A U.S. plan to drag out purchases of the F-35 Joint Strike Fighter jet will increase the total cost paid by the United States and international allies, Lockheed Martin said on Tuesday.

It will raise the overall average cost of the total procurement of all the airplanes bought, Tom Burbage, head of Lockheed Martin's F-35 program, said after the Pentagon announced it would slow procurement of the fledgling radar-evading aircraft.

The Pentagon on Monday confirmed plans to postpone production of 179 F-35s over the next five years to save $15.1 billion, including $1.6 billion by funding 13 fewer aircraft in fiscal year 2013.

It was the third program restructuring in recent years as costs escalate and timetables slip in the biggest U.S. weapons program ever.

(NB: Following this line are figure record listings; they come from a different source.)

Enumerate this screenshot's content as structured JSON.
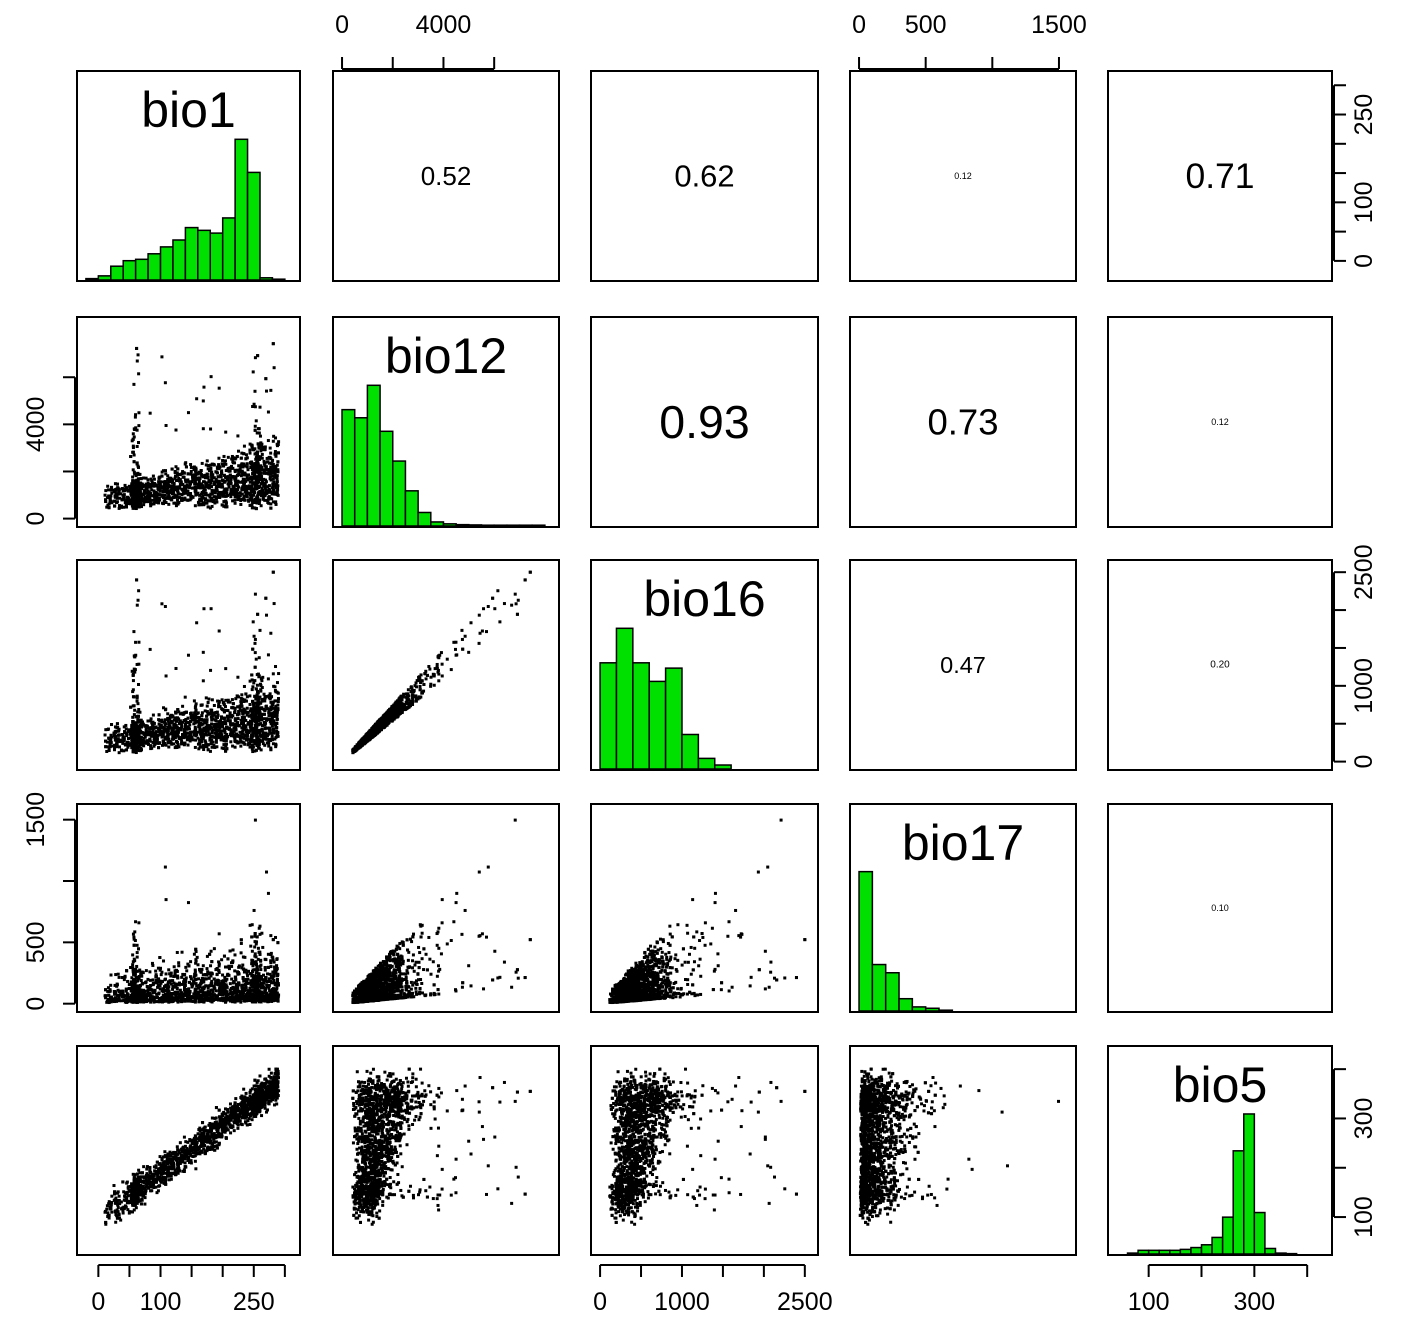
{
  "chart_data": {
    "type": "scatter",
    "matrix": "pairs",
    "variables": [
      "bio1",
      "bio12",
      "bio16",
      "bio17",
      "bio5"
    ],
    "colors": {
      "histogram": "#00e000",
      "points": "#000000"
    },
    "ranges": {
      "bio1": [
        -20,
        310
      ],
      "bio12": [
        0,
        8200
      ],
      "bio16": [
        0,
        2550
      ],
      "bio17": [
        0,
        1560
      ],
      "bio5": [
        40,
        430
      ]
    },
    "ticks": {
      "bio1": [
        0,
        50,
        100,
        150,
        200,
        250,
        300
      ],
      "bio12": [
        0,
        2000,
        4000,
        6000
      ],
      "bio16": [
        0,
        500,
        1000,
        1500,
        2000,
        2500
      ],
      "bio17": [
        0,
        500,
        1000,
        1500
      ],
      "bio5": [
        100,
        200,
        300,
        400
      ]
    },
    "tick_labels": {
      "bio1": [
        "0",
        "100",
        "250"
      ],
      "bio12": [
        "0",
        "4000"
      ],
      "bio16": [
        "0",
        "1000",
        "2500"
      ],
      "bio17": [
        "0",
        "500",
        "1500"
      ],
      "bio5": [
        "100",
        "300"
      ]
    },
    "correlations": [
      {
        "a": "bio1",
        "b": "bio12",
        "value": "0.52"
      },
      {
        "a": "bio1",
        "b": "bio16",
        "value": "0.62"
      },
      {
        "a": "bio1",
        "b": "bio17",
        "value": "0.12"
      },
      {
        "a": "bio1",
        "b": "bio5",
        "value": "0.71"
      },
      {
        "a": "bio12",
        "b": "bio16",
        "value": "0.93"
      },
      {
        "a": "bio12",
        "b": "bio17",
        "value": "0.73"
      },
      {
        "a": "bio12",
        "b": "bio5",
        "value": "0.12"
      },
      {
        "a": "bio16",
        "b": "bio17",
        "value": "0.47"
      },
      {
        "a": "bio16",
        "b": "bio5",
        "value": "0.20"
      },
      {
        "a": "bio17",
        "b": "bio5",
        "value": "0.10"
      }
    ],
    "histograms": {
      "bio1": {
        "breaks": [
          -20,
          0,
          20,
          40,
          60,
          80,
          100,
          120,
          140,
          160,
          180,
          200,
          220,
          240,
          260,
          280,
          300
        ],
        "heights": [
          0.5,
          1.5,
          5,
          7,
          7.5,
          9.5,
          12,
          14.5,
          19,
          18,
          17,
          22.5,
          51,
          39,
          0.8,
          0.3
        ]
      },
      "bio12": {
        "breaks": [
          0,
          500,
          1000,
          1500,
          2000,
          2500,
          3000,
          3500,
          4000,
          4500,
          5000,
          5500,
          6000,
          6500,
          7000,
          7500,
          8000
        ],
        "heights": [
          43,
          40,
          52,
          35,
          24,
          13,
          5,
          1.5,
          0.8,
          0.5,
          0.4,
          0.3,
          0.3,
          0.3,
          0.3,
          0.3
        ]
      },
      "bio16": {
        "breaks": [
          0,
          200,
          400,
          600,
          800,
          1000,
          1200,
          1400,
          1600
        ],
        "heights": [
          40,
          53,
          40,
          33,
          38,
          13,
          4,
          1.5
        ]
      },
      "bio17": {
        "breaks": [
          0,
          100,
          200,
          300,
          400,
          500,
          600,
          700
        ],
        "heights": [
          51,
          17,
          14,
          4.5,
          1.5,
          1,
          0.3
        ]
      },
      "bio5": {
        "breaks": [
          60,
          80,
          100,
          120,
          140,
          160,
          180,
          200,
          220,
          240,
          260,
          280,
          300,
          320,
          340,
          360,
          380
        ],
        "heights": [
          0.5,
          2,
          2,
          2,
          2,
          2.5,
          3.5,
          5,
          9,
          20,
          56,
          76,
          22.5,
          3,
          0.5,
          0.2
        ]
      }
    }
  }
}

Burbage told Reuters the average cost would go up somewhat but that the price for particular buyers or time frames would not necessarily rise. He was in Oslo to discuss Norway's proposed purchase of up to 56 F-35s.

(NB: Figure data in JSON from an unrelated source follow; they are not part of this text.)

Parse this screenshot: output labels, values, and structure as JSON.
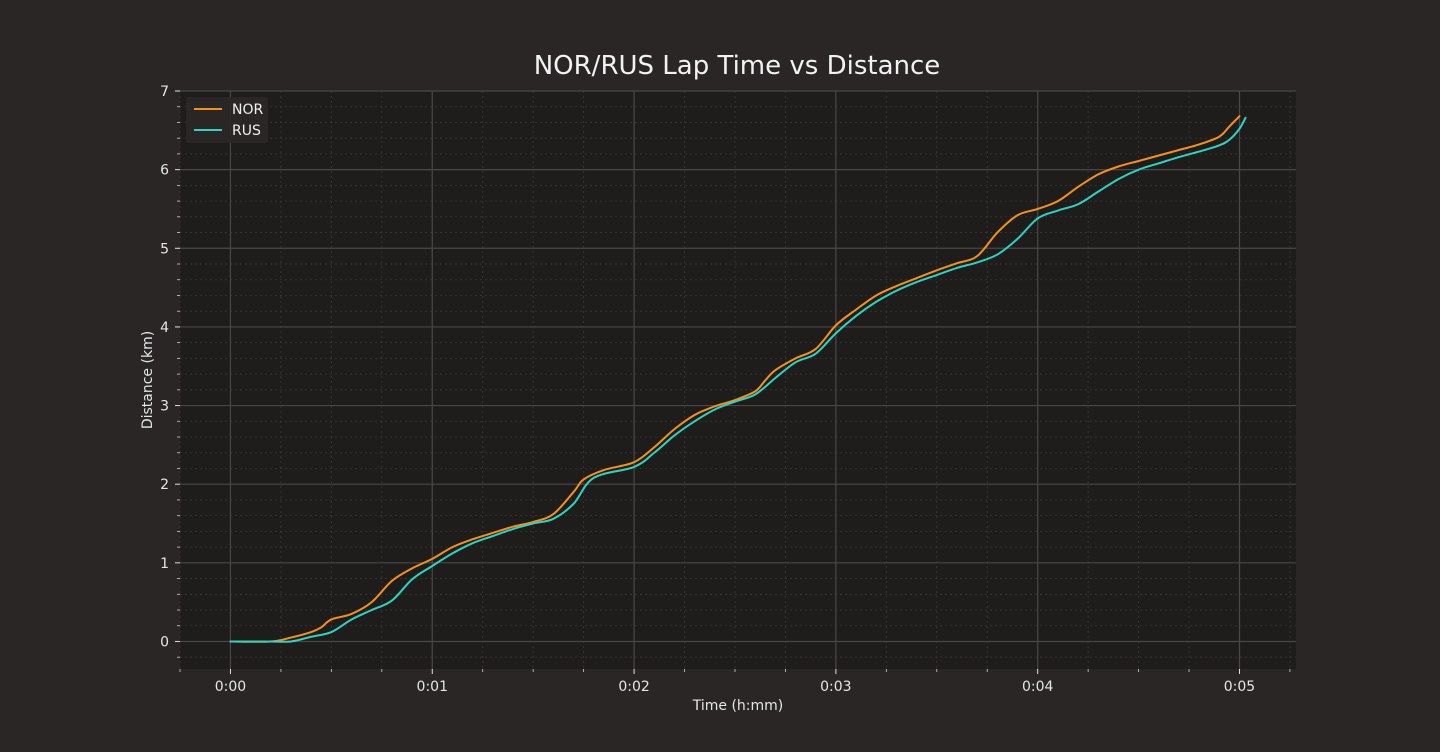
{
  "chart_data": {
    "type": "line",
    "title": "NOR/RUS Lap Time vs Distance",
    "xlabel": "Time (h:mm)",
    "ylabel": "Distance (km)",
    "xlim": [
      -0.25,
      5.28
    ],
    "ylim": [
      -0.35,
      7.0
    ],
    "x_ticks": [
      0,
      1,
      2,
      3,
      4,
      5
    ],
    "x_tick_labels": [
      "0:00",
      "0:01",
      "0:02",
      "0:03",
      "0:04",
      "0:05"
    ],
    "y_ticks": [
      0,
      1,
      2,
      3,
      4,
      5,
      6,
      7
    ],
    "y_tick_labels": [
      "0",
      "1",
      "2",
      "3",
      "4",
      "5",
      "6",
      "7"
    ],
    "grid": true,
    "legend_position": "top-left",
    "background_color": "#1f1d1c",
    "figure_color": "#292625",
    "series": [
      {
        "name": "NOR",
        "color": "#f5901e",
        "x": [
          0.0,
          0.2,
          0.3,
          0.4,
          0.45,
          0.5,
          0.6,
          0.7,
          0.8,
          0.9,
          1.0,
          1.1,
          1.2,
          1.3,
          1.4,
          1.5,
          1.6,
          1.7,
          1.75,
          1.85,
          2.0,
          2.1,
          2.2,
          2.3,
          2.4,
          2.5,
          2.6,
          2.65,
          2.7,
          2.8,
          2.9,
          3.0,
          3.1,
          3.2,
          3.3,
          3.4,
          3.5,
          3.6,
          3.7,
          3.8,
          3.9,
          4.0,
          4.1,
          4.2,
          4.3,
          4.4,
          4.5,
          4.6,
          4.7,
          4.8,
          4.9,
          4.95,
          5.0
        ],
        "y": [
          0.0,
          0.0,
          0.05,
          0.12,
          0.18,
          0.28,
          0.35,
          0.5,
          0.77,
          0.93,
          1.05,
          1.2,
          1.3,
          1.38,
          1.46,
          1.52,
          1.62,
          1.9,
          2.06,
          2.18,
          2.28,
          2.47,
          2.7,
          2.88,
          2.99,
          3.07,
          3.18,
          3.32,
          3.45,
          3.6,
          3.72,
          4.02,
          4.22,
          4.4,
          4.52,
          4.62,
          4.72,
          4.81,
          4.9,
          5.2,
          5.42,
          5.5,
          5.6,
          5.78,
          5.94,
          6.04,
          6.11,
          6.18,
          6.25,
          6.32,
          6.42,
          6.55,
          6.68
        ]
      },
      {
        "name": "RUS",
        "color": "#2ed3c1",
        "x": [
          0.0,
          0.2,
          0.3,
          0.4,
          0.5,
          0.6,
          0.7,
          0.8,
          0.9,
          1.0,
          1.1,
          1.2,
          1.3,
          1.4,
          1.5,
          1.6,
          1.7,
          1.8,
          2.0,
          2.1,
          2.2,
          2.3,
          2.4,
          2.5,
          2.6,
          2.7,
          2.8,
          2.9,
          3.0,
          3.1,
          3.2,
          3.3,
          3.4,
          3.5,
          3.6,
          3.7,
          3.8,
          3.9,
          4.0,
          4.1,
          4.2,
          4.3,
          4.4,
          4.5,
          4.6,
          4.7,
          4.8,
          4.9,
          4.95,
          5.0,
          5.03
        ],
        "y": [
          0.0,
          0.0,
          0.0,
          0.06,
          0.12,
          0.28,
          0.4,
          0.52,
          0.79,
          0.96,
          1.12,
          1.25,
          1.34,
          1.43,
          1.5,
          1.56,
          1.75,
          2.08,
          2.22,
          2.4,
          2.62,
          2.8,
          2.95,
          3.05,
          3.14,
          3.35,
          3.55,
          3.66,
          3.92,
          4.14,
          4.32,
          4.46,
          4.57,
          4.66,
          4.75,
          4.82,
          4.92,
          5.12,
          5.38,
          5.48,
          5.56,
          5.72,
          5.88,
          6.0,
          6.08,
          6.16,
          6.23,
          6.31,
          6.38,
          6.52,
          6.66
        ]
      }
    ]
  }
}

The United States still plans to buy 244 jets in the next five years and 2,443 altogether, but the new delay could prompt allies who are helping fund the program to rethink their own tentative orders of more than 700 aircraft.

Norwegian Deputy Defense Minister Roger Ingebrigtsen said Norway's purchase plan would be firmed up with little change and presented to the parliament for approval by early April.

Before that, he said, he would attend a gathering of international buyers called by Canada ahead of a formal meeting in mid-March where they are to outline firm order plans.

It is a kind of fact-finding meeting, Ingebrigtsen said. What is the price in Canada and what is the price in Norway? Why do we sometimes see different numbers for different countries?

Burbage said the price foreign air forces pay to the U.S. Defense Department for their F-35s was volume dependent so that the U.S. slow-down changes the dynamics of the cost equation.

When we don't see an increase in volumes at the rate we anticipated, we don't continue to reduce costs at the rate we anticipated, he said, adding that he saw volumes rising again in about two years as large international purchases kick in.

Britain, the biggest outside contributor to F-35 development, has said it would wait until 2015 to decide how many jets to buy.

Turkey has halved its initial delivery request for four planes, part of a much larger order that it has not yet reduced, and Italy has hinted at possible significant reductions from its tentative 131-jet order.

Burbage said none of the international partners had scaled back their formal commitments yet.

We still have all the countries engaged at the same numbers where we started, and we see no restriction in our way to delivering planes to the Norwegian air force on the schedule that they desire, he said, promising those deliveries in 2018.

Last month Norway's Defense chief said the country might make do with 52 F-35s instead of 56 as originally proposed at an assumed total price of 61 billion Norwegian crowns ($10.7 billion) in real 2011 currency.